A survey reveals 87% of Indian citizens believe their personal data is compromised, with telecom providers, e-commerce platforms, and banks blamed. Meanwhile, CyberPeace reports 80,000+ cyberattacks targeting India’s aviation sector, exposing critical vulnerabilities. In the U.S., Penn-Harris-Madison schools suffer a ransomware attack, disrupting operations.
AWS misconfigurations are exploited for phishing, bypassing security measures. The Toronto Zoo confirms a data breach, leaking visitor records on the dark web. Hackers abuse Microsoft Teams and Quick Assist to deploy malware.
Majority of Indian Citizens Believe Their Personal Data is Compromised
A survey by LocalCircles reveals that 87% of Indian citizens believe their personal data has been leaked in the public domain. The study, based on responses from 36,000 people across 375 districts, highlights growing concerns over data privacy.
Respondents blame telecom providers (65%), e-commerce platforms (63%), and banks (56%) for data breaches. Many also point fingers at government departments for failing to secure sensitive information.
Cyber Threats in Indian Aviation: 80,000+ Attacks Recorded
A report by CyberPeace highlights escalating cyber threats in India’s aviation industry. Between June and August 2024, simulated attacks recorded 80,588 intrusion attempts, exposing vulnerabilities in Telnet (64,104 attacks), MySQL (15,629), and HTTP (512).
Attackers leveraged brute-force attempts using 296 unique usernames and 15,928 passwords to bypass authentication. The malicious traffic originated from China, India, the US, South Korea, and Taiwan.
Ransomware Attack Hits Penn-Harris-Madison School Network
The Penn-Harris-Madison school district is battling a ransomware attack that forced administrators to shut down network-connected computers.
While desktop systems remain offline as a precaution, students and staff can still use Chromebooks, laptops, and cloud-based applications. The IT team is working to restore services and assess potential data exposure.
Hackers Exploit AWS for Phishing Campaigns
Researchers at Palo Alto Networks Unit 42 have uncovered a phishing campaign exploiting misconfigured AWS environments. Tracked as TGR-UNK-0011 (JavaGhost), the threat actors leverage Amazon SES and WorkMail to send phishing emails.
Rather than exploiting AWS vulnerabilities, attackers take advantage of exposed AWS access keys, making phishing emails appear legitimate and bypass security filters.
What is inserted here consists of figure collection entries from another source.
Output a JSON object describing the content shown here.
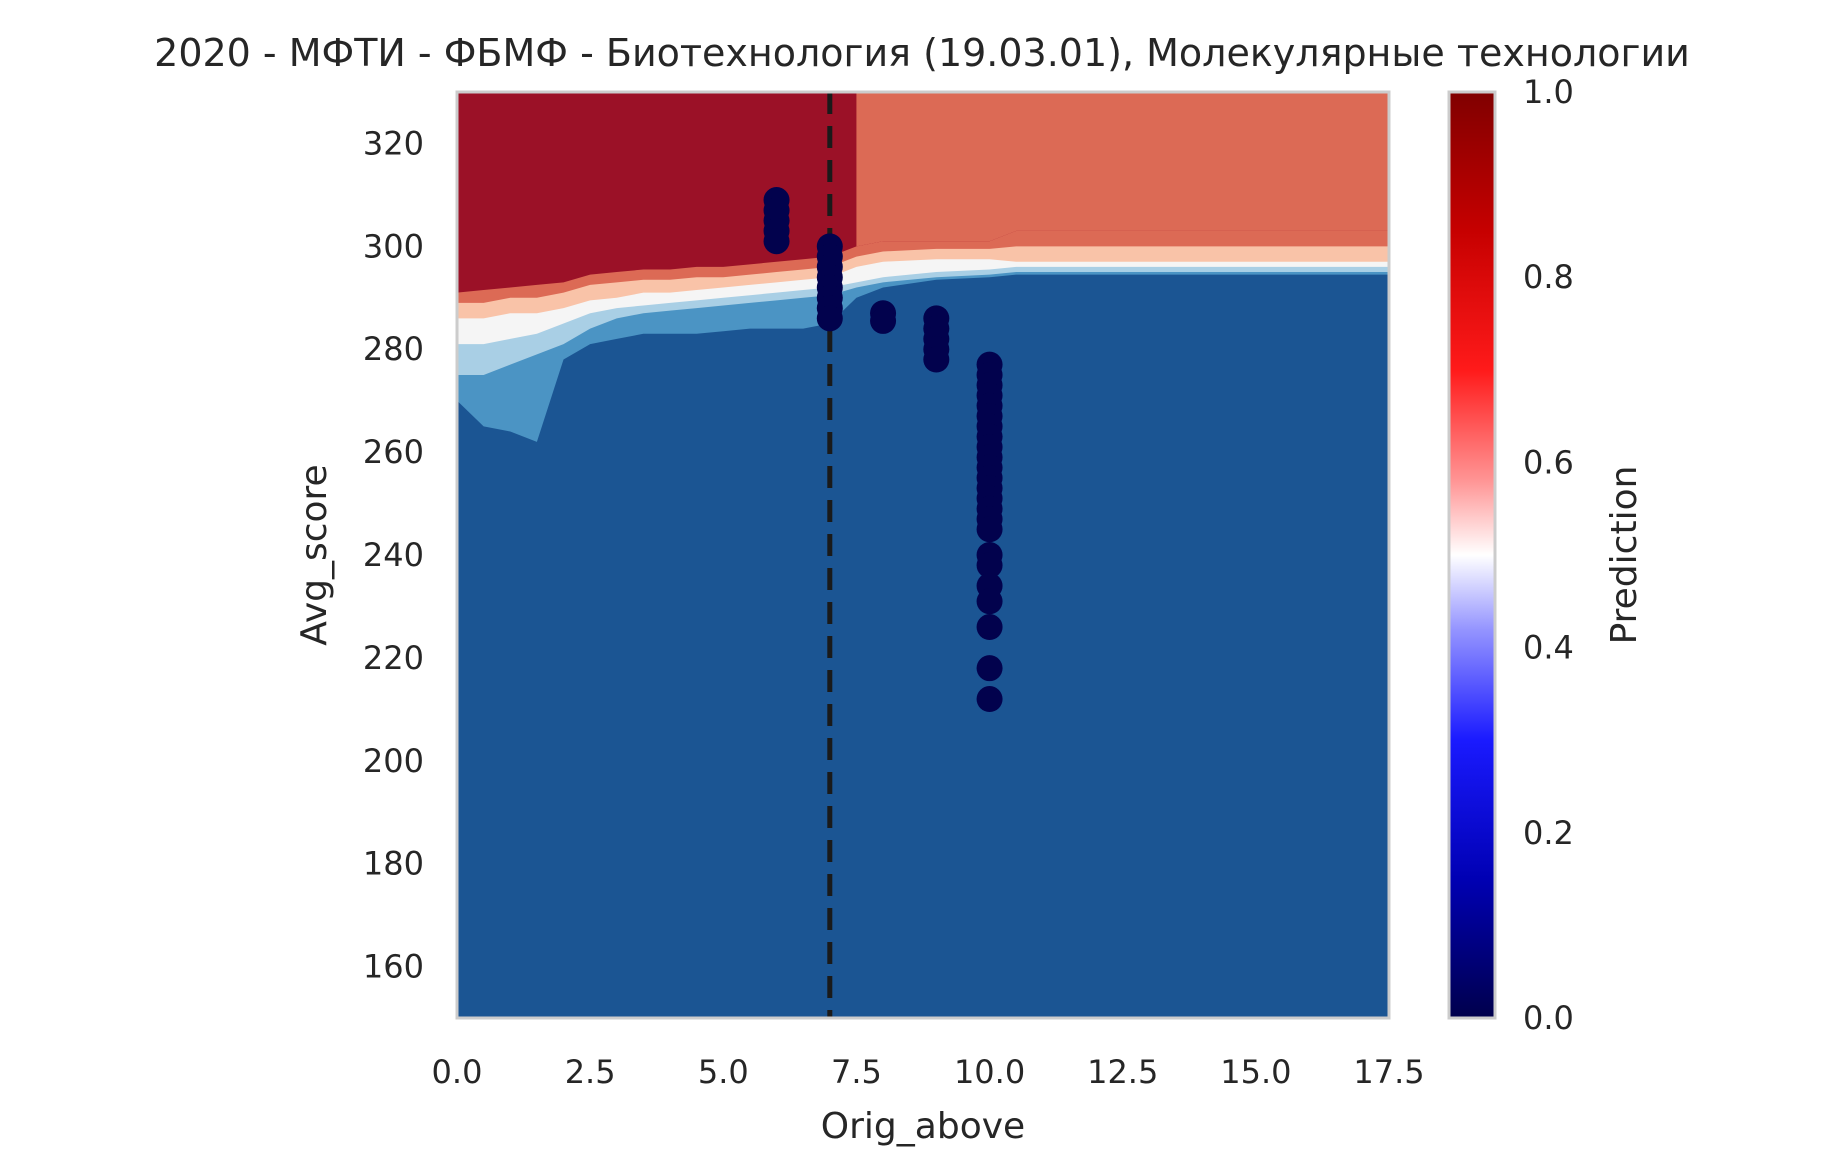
{
  "chart_data": {
    "type": "scatter",
    "title": "2020 - МФТИ - ФБМФ - Биотехнология (19.03.01), Молекулярные технологии",
    "xlabel": "Orig_above",
    "ylabel": "Avg_score",
    "xlim": [
      0,
      17.5
    ],
    "ylim": [
      150,
      330
    ],
    "x_ticks": [
      "0.0",
      "2.5",
      "5.0",
      "7.5",
      "10.0",
      "12.5",
      "15.0",
      "17.5"
    ],
    "y_ticks": [
      "160",
      "180",
      "200",
      "220",
      "240",
      "260",
      "280",
      "300",
      "320"
    ],
    "grid": false,
    "vline": {
      "x": 7,
      "style": "dashed",
      "color": "#1a1a1a"
    },
    "colorbar": {
      "label": "Prediction",
      "range": [
        0.0,
        1.0
      ],
      "ticks": [
        "0.0",
        "0.2",
        "0.4",
        "0.6",
        "0.8",
        "1.0"
      ],
      "colormap": "seismic"
    },
    "background_regions": {
      "description_levels": [
        {
          "level": 0.05,
          "color": "#1b5593"
        },
        {
          "level": 0.15,
          "color": "#4b94c4"
        },
        {
          "level": 0.25,
          "color": "#a9cfe5"
        },
        {
          "level": 0.35,
          "color": "#dfecf5"
        },
        {
          "level": 0.5,
          "color": "#f5f5f5"
        },
        {
          "level": 0.65,
          "color": "#f9c3a8"
        },
        {
          "level": 0.8,
          "color": "#dc6a55"
        },
        {
          "level": 0.95,
          "color": "#9b1127"
        }
      ],
      "boundary_x": [
        0,
        0.5,
        1.0,
        1.5,
        2.0,
        2.5,
        3.0,
        3.5,
        4.0,
        4.5,
        5.0,
        5.5,
        6.0,
        6.5,
        7.0,
        7.5,
        8.0,
        9.0,
        10.0,
        10.5,
        11.0,
        12.0,
        13.0,
        14.0,
        15.0,
        16.0,
        17.5
      ],
      "boundary_bands": {
        "top_red_hi": [
          291,
          291.5,
          292,
          292.5,
          293,
          294.5,
          295,
          295.5,
          295.5,
          296,
          296,
          296.5,
          297,
          297.5,
          298,
          300,
          301,
          301,
          301,
          303,
          303,
          303,
          303,
          303,
          303,
          303,
          303
        ],
        "red_mid": [
          289,
          289,
          290,
          290,
          291,
          292.5,
          293,
          293.5,
          293.5,
          294,
          294,
          294.5,
          295,
          295.5,
          296,
          298,
          299,
          299.5,
          299.5,
          300,
          300,
          300,
          300,
          300,
          300,
          300,
          300
        ],
        "salmon": [
          286,
          286,
          287,
          287,
          288,
          289.5,
          290,
          291,
          291,
          291.5,
          292,
          292.5,
          293,
          293.5,
          294,
          296,
          297,
          297.5,
          297.5,
          297,
          297,
          297,
          297,
          297,
          297,
          297,
          297
        ],
        "white": [
          281,
          281,
          282,
          283,
          285,
          287,
          288,
          288.5,
          289,
          289.5,
          290,
          290.5,
          291,
          291.5,
          292,
          293,
          294,
          295,
          295.5,
          296,
          296,
          296,
          296,
          296,
          296,
          296,
          296
        ],
        "lightblue": [
          275,
          275,
          277,
          279,
          281,
          284,
          286,
          287,
          287.5,
          288,
          288.5,
          289,
          289.5,
          290,
          290.5,
          292,
          293,
          294,
          294.5,
          295,
          295,
          295,
          295,
          295,
          295,
          295,
          295
        ],
        "midblue": [
          270,
          265,
          264,
          262,
          278,
          281,
          282,
          283,
          283,
          283,
          283.5,
          284,
          284,
          284,
          285,
          290,
          292,
          293.5,
          294,
          294.5,
          294.5,
          294.5,
          294.5,
          294.5,
          294.5,
          294.5,
          294.5
        ]
      },
      "upper_right_x_start": 7.5
    },
    "series": [
      {
        "points": [
          {
            "x": 6,
            "y": 309
          },
          {
            "x": 6,
            "y": 307
          },
          {
            "x": 6,
            "y": 305
          },
          {
            "x": 6,
            "y": 303
          },
          {
            "x": 6,
            "y": 301
          },
          {
            "x": 7,
            "y": 300
          },
          {
            "x": 7,
            "y": 298
          },
          {
            "x": 7,
            "y": 296
          },
          {
            "x": 7,
            "y": 294
          },
          {
            "x": 7,
            "y": 292
          },
          {
            "x": 7,
            "y": 290
          },
          {
            "x": 7,
            "y": 288
          },
          {
            "x": 7,
            "y": 286
          },
          {
            "x": 8,
            "y": 287
          },
          {
            "x": 8,
            "y": 285.5
          },
          {
            "x": 9,
            "y": 286
          },
          {
            "x": 9,
            "y": 284
          },
          {
            "x": 9,
            "y": 282
          },
          {
            "x": 9,
            "y": 280
          },
          {
            "x": 9,
            "y": 278
          },
          {
            "x": 10,
            "y": 277
          },
          {
            "x": 10,
            "y": 275
          },
          {
            "x": 10,
            "y": 273
          },
          {
            "x": 10,
            "y": 271
          },
          {
            "x": 10,
            "y": 269
          },
          {
            "x": 10,
            "y": 267
          },
          {
            "x": 10,
            "y": 265
          },
          {
            "x": 10,
            "y": 263
          },
          {
            "x": 10,
            "y": 261
          },
          {
            "x": 10,
            "y": 259
          },
          {
            "x": 10,
            "y": 257
          },
          {
            "x": 10,
            "y": 255
          },
          {
            "x": 10,
            "y": 253
          },
          {
            "x": 10,
            "y": 251
          },
          {
            "x": 10,
            "y": 249
          },
          {
            "x": 10,
            "y": 247
          },
          {
            "x": 10,
            "y": 245
          },
          {
            "x": 10,
            "y": 240
          },
          {
            "x": 10,
            "y": 238
          },
          {
            "x": 10,
            "y": 234
          },
          {
            "x": 10,
            "y": 231
          },
          {
            "x": 10,
            "y": 226
          },
          {
            "x": 10,
            "y": 218
          },
          {
            "x": 10,
            "y": 212
          }
        ],
        "color": "#02024d"
      }
    ]
  }
}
Toronto Zoo Issues Final Notice on Cyberattack
The Toronto Zoo has confirmed that personal data from 2000 to April 2023 was leaked on the dark web following a cyberattack in early 2024.
The breach includes names, addresses, phone numbers, and partial credit card details. While downloading the leaked data remains difficult, there is a possibility of future exposure.
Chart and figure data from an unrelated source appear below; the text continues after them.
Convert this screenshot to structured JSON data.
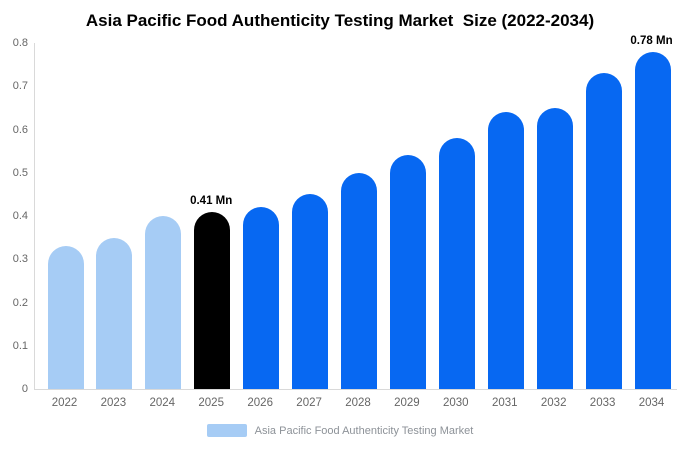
{
  "title": "Asia Pacific Food Authenticity Testing Market  Size (2022-2034)",
  "legend": {
    "label": "Asia Pacific Food Authenticity Testing Market"
  },
  "colors": {
    "bar_light": "#a6ccf5",
    "bar_highlight": "#000000",
    "bar_blue": "#0768f2",
    "axis_line": "#d9d9d9",
    "tick_label": "#666666",
    "annotation": "#000000",
    "legend_label": "#8d9298",
    "background": "#ffffff"
  },
  "chart_data": {
    "type": "bar",
    "title": "Asia Pacific Food Authenticity Testing Market  Size (2022-2034)",
    "categories": [
      "2022",
      "2023",
      "2024",
      "2025",
      "2026",
      "2027",
      "2028",
      "2029",
      "2030",
      "2031",
      "2032",
      "2033",
      "2034"
    ],
    "series": [
      {
        "name": "Asia Pacific Food Authenticity Testing Market",
        "values": [
          0.33,
          0.35,
          0.4,
          0.41,
          0.42,
          0.45,
          0.5,
          0.54,
          0.58,
          0.64,
          0.65,
          0.73,
          0.78
        ]
      }
    ],
    "unit": "Mn",
    "ylabel": "",
    "xlabel": "",
    "ylim": [
      0,
      0.8
    ],
    "ytick_step": 0.1,
    "ytick_labels": [
      "0",
      "0.1",
      "0.2",
      "0.3",
      "0.4",
      "0.5",
      "0.6",
      "0.7",
      "0.8"
    ],
    "grid": false,
    "legend_position": "bottom",
    "bar_color_keys": [
      "light",
      "light",
      "light",
      "highlight",
      "blue",
      "blue",
      "blue",
      "blue",
      "blue",
      "blue",
      "blue",
      "blue",
      "blue"
    ],
    "annotations": [
      {
        "category": "2025",
        "text": "0.41 Mn"
      },
      {
        "category": "2034",
        "text": "0.78 Mn"
      }
    ]
  }
}
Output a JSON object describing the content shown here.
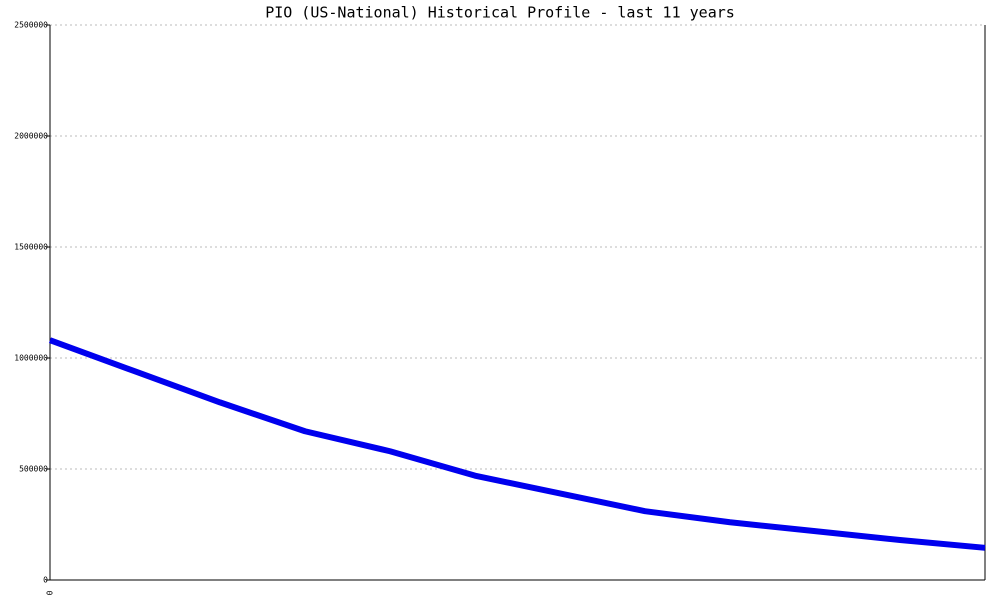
{
  "chart_data": {
    "type": "line",
    "title": "PIO (US-National) Historical Profile - last 11 years",
    "categories": [
      "0",
      null,
      null,
      null,
      null,
      null,
      null,
      null,
      null,
      null,
      null,
      null
    ],
    "series": [
      {
        "color": "#0000ee",
        "values": [
          1080000,
          940000,
          800000,
          670000,
          580000,
          470000,
          390000,
          310000,
          260000,
          220000,
          180000,
          145000
        ]
      }
    ],
    "ylim": [
      0,
      2500000
    ],
    "yticks": [
      0,
      500000,
      1000000,
      1500000,
      2000000,
      2500000
    ],
    "grid": true
  }
}
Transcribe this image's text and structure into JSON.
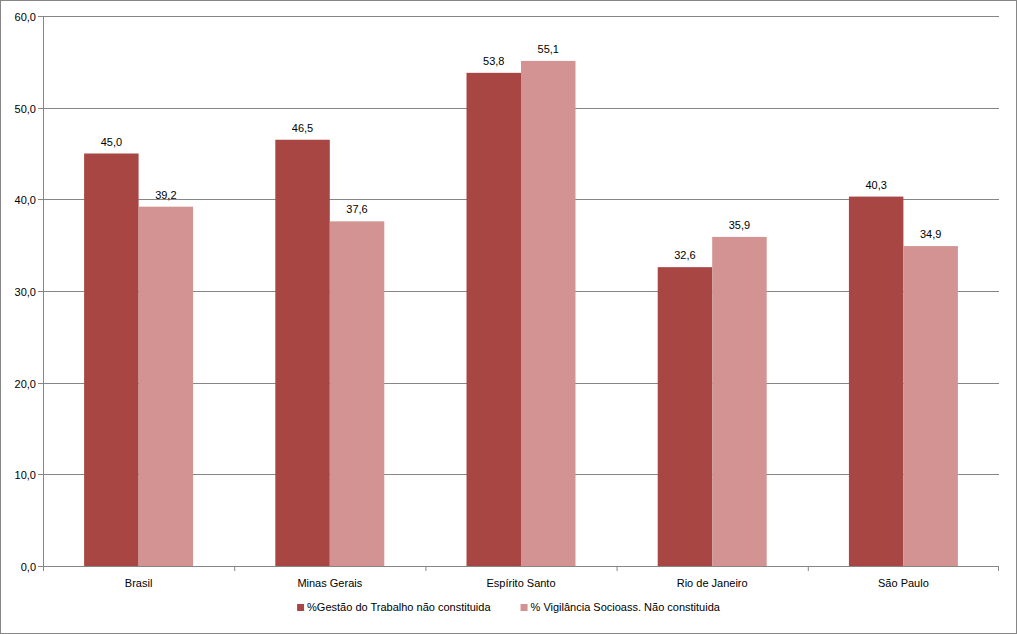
{
  "chart_data": {
    "type": "bar",
    "categories": [
      "Brasil",
      "Minas Gerais",
      "Espírito Santo",
      "Rio de Janeiro",
      "São Paulo"
    ],
    "series": [
      {
        "name": "%Gestão do Trabalho não constituida",
        "color": "#a84644",
        "values": [
          45.0,
          46.5,
          53.8,
          32.6,
          40.3
        ],
        "value_labels": [
          "45,0",
          "46,5",
          "53,8",
          "32,6",
          "40,3"
        ]
      },
      {
        "name": "% Vigilância Socioass. Não constituida",
        "color": "#d39393",
        "values": [
          39.2,
          37.6,
          55.1,
          35.9,
          34.9
        ],
        "value_labels": [
          "39,2",
          "37,6",
          "55,1",
          "35,9",
          "34,9"
        ]
      }
    ],
    "ylim": [
      0,
      60
    ],
    "yticks": [
      {
        "value": 0,
        "label": "0,0"
      },
      {
        "value": 10,
        "label": "10,0"
      },
      {
        "value": 20,
        "label": "20,0"
      },
      {
        "value": 30,
        "label": "30,0"
      },
      {
        "value": 40,
        "label": "40,0"
      },
      {
        "value": 50,
        "label": "50,0"
      },
      {
        "value": 60,
        "label": "60,0"
      }
    ],
    "grid": true,
    "data_labels": true,
    "legend": "bottom"
  }
}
Hackers Exploit Microsoft Teams & Quick Assist for Stealth Attacks
Security researchers at Trend Micro have uncovered a cyberattack campaign targeting Microsoft Teams and Quick Assist for unauthorized access.
Since October 2024, 21 incidents have been recorded across North America and Europe. Attackers use social engineering to steal credentials, then exploit Quick Assist for privilege escalation.